The Micro Persuader On Twitter-like Applications

“If Web 2.0 is like golf, then a blog is a nine iron, while a micro-blog is a putter. It’s all still golf, but bloggers are starting to mix it up, and the course is changing.” -Steve Rubel in Ad Age

About David Burn

Co-founder and editor of AdPulp. I wrote my first ad for a political candidate when I was 17 years old. She won her race and I felt the seductive power of advertising for the first time. I worked for seven agencies in five states before launching my own practice in 2009. Today, I am head of brand strategy and creative at Bonehook in Portland, Oregon.


  1. As I’ve noted time and again, things like Twitter are wonderful tools for teenagers and 20somethings for whom social life is paramount and who actually want to hear that their friends are on their way to the beach.
    I suspect anyone outside that demographic would consider constant Twittering to be a major bother.

  2. Rubel is way outside that demo. As am I.
    Twitter is brand new. People are still figuring out how best to use it. The idea itself though—mobile-enabled microblogging—is pretty big, IMO.

  3. I think he’s sensing that there’s something in the wind, but his three conclusions seem off.
    1. “The demands on our time — be they work, family, passions — are growing. Brevity rules.”
    No, targeting rules. People will pay lots of attention to things that are meaningful to them and engage their personal interests. Once you have their interest, you actually sustain it by offering more content, not less.
    2. “Second, there’s the proliferation of mobile devices, which, through text messaging, encourage people to publish more often but in a far shorter format.”
    …except that every mobile device is straining hard to offer a more desktop-like web experience.
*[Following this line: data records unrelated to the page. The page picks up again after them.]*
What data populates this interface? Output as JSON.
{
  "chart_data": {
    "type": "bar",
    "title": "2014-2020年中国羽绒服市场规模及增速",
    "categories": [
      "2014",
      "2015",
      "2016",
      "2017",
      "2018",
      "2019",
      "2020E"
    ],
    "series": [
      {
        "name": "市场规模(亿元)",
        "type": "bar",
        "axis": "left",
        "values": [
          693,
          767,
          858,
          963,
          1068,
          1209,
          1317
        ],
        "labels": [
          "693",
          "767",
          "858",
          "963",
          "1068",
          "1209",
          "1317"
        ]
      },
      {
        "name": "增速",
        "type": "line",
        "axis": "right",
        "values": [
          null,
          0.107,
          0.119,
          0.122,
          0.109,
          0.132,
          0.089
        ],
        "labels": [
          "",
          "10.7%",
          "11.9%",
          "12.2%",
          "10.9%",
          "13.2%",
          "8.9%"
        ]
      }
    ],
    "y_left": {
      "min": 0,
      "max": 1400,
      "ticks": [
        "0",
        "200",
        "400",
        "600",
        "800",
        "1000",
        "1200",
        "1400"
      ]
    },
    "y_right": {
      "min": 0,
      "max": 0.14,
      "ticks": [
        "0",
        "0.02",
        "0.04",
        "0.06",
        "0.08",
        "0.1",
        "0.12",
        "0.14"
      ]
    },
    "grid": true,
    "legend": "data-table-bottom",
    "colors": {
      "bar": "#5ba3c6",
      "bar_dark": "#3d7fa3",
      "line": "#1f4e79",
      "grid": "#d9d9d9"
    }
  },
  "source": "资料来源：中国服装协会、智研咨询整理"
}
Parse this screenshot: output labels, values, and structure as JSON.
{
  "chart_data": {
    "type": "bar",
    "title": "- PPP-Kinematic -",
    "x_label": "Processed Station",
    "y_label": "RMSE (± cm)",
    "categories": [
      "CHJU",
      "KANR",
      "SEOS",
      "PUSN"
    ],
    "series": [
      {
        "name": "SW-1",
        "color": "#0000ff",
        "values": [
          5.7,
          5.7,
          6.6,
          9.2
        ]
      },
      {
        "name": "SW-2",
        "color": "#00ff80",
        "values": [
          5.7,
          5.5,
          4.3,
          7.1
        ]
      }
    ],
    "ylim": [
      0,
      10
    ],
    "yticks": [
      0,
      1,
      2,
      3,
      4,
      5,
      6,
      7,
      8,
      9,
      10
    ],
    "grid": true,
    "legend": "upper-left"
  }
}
For good or ill, the desktop web browser is the reference standard for online information delivery. WAP failed; check out the iPhone or the new Nokias to see the future.
    3. “…we have social networking, which makes it easier for us to tune into “signals,” i.e., people and topics we care about, and block out noise. Content you truly care about finds you.”
    Well, two flaws here. First, “social networking” is suddenly a hugely broad category. You have game spaces, Twitter, Second Life, Facebook, group blogging,, each serving slightly different audiences with their own unique preferences for content and presentation. Saying “social networking” is like saying “cars” and expecting everyone to picture the same Mercedes C350 you have in your head. This is sloppy thinking, and it undermines planning an effective messaging strategy.
    Second, tuning into your preferred content in an increasingly fractured online universe is getting harder, not easier. People will be placing more attention on search engines long before they finally land in a social network. They’re still searching; nothing is “finding them,” and they could wind up anywhere. Better to catch them at the gate than try and figure out where they went once they got inside.

  4. Sorry David. I enjoy reading your blog and some others, but it would bug the crap out of me to have little updates all day long.
    There will be some use found for microblogging, but Twitter ain’t it.
    You and Rubel are the exceptions, not the rules.

  5. It may just be a lot simpler, Rob.
    We call it Your Brand Is Not My Friend™ and the basic theory is that there are places you just don’t want to be advertised to.
    Marketing efforts on most “social networking” arenas winds up being the digital equivalent of those telemarketing calls you get during dinner. And you know, even when they’re for a good cause, your still pissed that they interrupted your dinner.